Damit aber entsteht ein als halbimmergrün klassifizierter, zweischichtiger Waldtyp, wie er für mildere, sogenannte submediterrane Zonen kennzeichnend ist, also einer Zone im Übergang der winterkahlen Wälder Mitteleuropas zu den immergrünen Hartlaubwäldern des Mittelmeerraums.
Ist das nun schlimm? Schlimm ist selbstverständlich, dass wir überhaupt das Klima verändert haben und den Zeitpunkt, wo man dies noch hätte verhindern können, längst hinter uns gelassen haben. Ansonsten ist es aber ganz natürlich, dass sich zu jedem Klima die passende Vegetation einstellt, und wenn wir das Klima verändern, müssen wir auch hinnehmen, dass sich die Vegetation dem anpasst. Schaut man sich unsere Parks und Gärten an, so bekommt man ohnehin den Eindruck, dass dem Gros der Bevölkerung eine halbimmergrüne Vegetation eigentlich lieber wäre.

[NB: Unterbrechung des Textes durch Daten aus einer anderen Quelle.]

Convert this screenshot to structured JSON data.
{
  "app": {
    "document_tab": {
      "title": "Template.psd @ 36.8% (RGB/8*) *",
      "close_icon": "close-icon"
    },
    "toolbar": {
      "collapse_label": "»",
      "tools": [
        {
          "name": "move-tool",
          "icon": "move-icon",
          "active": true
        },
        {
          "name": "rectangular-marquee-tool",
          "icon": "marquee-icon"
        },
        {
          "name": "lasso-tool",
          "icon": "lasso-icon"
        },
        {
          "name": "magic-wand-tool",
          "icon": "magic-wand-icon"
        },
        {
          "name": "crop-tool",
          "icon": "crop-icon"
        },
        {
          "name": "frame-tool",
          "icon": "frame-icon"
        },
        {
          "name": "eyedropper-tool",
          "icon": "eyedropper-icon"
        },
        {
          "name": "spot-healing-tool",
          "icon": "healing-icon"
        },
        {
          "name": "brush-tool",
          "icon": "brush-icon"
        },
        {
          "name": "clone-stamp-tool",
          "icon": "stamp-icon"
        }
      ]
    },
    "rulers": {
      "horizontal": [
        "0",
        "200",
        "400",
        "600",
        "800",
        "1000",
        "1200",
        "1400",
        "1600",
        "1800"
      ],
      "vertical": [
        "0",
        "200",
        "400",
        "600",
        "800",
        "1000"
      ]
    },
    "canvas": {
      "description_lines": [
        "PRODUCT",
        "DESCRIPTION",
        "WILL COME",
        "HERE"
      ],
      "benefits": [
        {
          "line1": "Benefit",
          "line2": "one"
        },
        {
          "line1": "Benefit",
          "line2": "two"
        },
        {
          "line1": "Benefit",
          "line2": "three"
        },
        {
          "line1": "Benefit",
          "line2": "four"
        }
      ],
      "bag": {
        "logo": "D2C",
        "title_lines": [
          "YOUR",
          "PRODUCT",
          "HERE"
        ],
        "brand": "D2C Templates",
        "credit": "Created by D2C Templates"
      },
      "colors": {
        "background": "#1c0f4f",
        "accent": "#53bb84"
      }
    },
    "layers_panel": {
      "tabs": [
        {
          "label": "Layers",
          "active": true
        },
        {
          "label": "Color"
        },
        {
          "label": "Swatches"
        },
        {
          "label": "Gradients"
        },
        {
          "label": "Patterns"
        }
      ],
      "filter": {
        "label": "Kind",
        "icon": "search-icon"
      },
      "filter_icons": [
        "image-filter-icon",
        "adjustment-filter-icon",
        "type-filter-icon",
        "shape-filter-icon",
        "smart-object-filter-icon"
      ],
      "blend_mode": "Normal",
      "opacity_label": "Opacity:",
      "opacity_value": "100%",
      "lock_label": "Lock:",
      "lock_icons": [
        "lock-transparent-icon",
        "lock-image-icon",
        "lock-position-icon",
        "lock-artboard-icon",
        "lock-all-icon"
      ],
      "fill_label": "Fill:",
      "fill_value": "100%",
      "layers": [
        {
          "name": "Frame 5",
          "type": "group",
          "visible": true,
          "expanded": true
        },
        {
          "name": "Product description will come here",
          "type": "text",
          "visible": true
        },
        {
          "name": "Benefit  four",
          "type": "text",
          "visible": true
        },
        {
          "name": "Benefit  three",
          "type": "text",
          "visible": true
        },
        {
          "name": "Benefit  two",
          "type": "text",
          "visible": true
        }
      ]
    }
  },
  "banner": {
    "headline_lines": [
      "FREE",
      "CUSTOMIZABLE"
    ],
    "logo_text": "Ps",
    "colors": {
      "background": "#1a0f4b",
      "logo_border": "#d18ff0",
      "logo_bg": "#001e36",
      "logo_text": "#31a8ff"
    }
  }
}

Tatsächlich ist es fraglich, ob in Schleswig-Holstein, Dänemark, Niedersachsen und Mecklenburg die ursprünglichen Wälder überhaupt rein winterkahl gewesen sind. Es ist durchaus möglich, dass der Charakter rein laubwerfender Wälder in diesen Räumen erst durch die weitgehende Ausrottung der Eibe und die forstliche Unterdrückung von Stechpalme und Efeu in früheren Jahrhunderten hervorgerufen wurde. Dann würde die „Laurophyllisation“ zumindest bei uns nicht einen grundsätzlichen Lebensraumwechsel bedeuten, sondern die Wiederherstellung eines ursprünglichen, uns heute aber nicht mehr erinnerlichen Waldtyps.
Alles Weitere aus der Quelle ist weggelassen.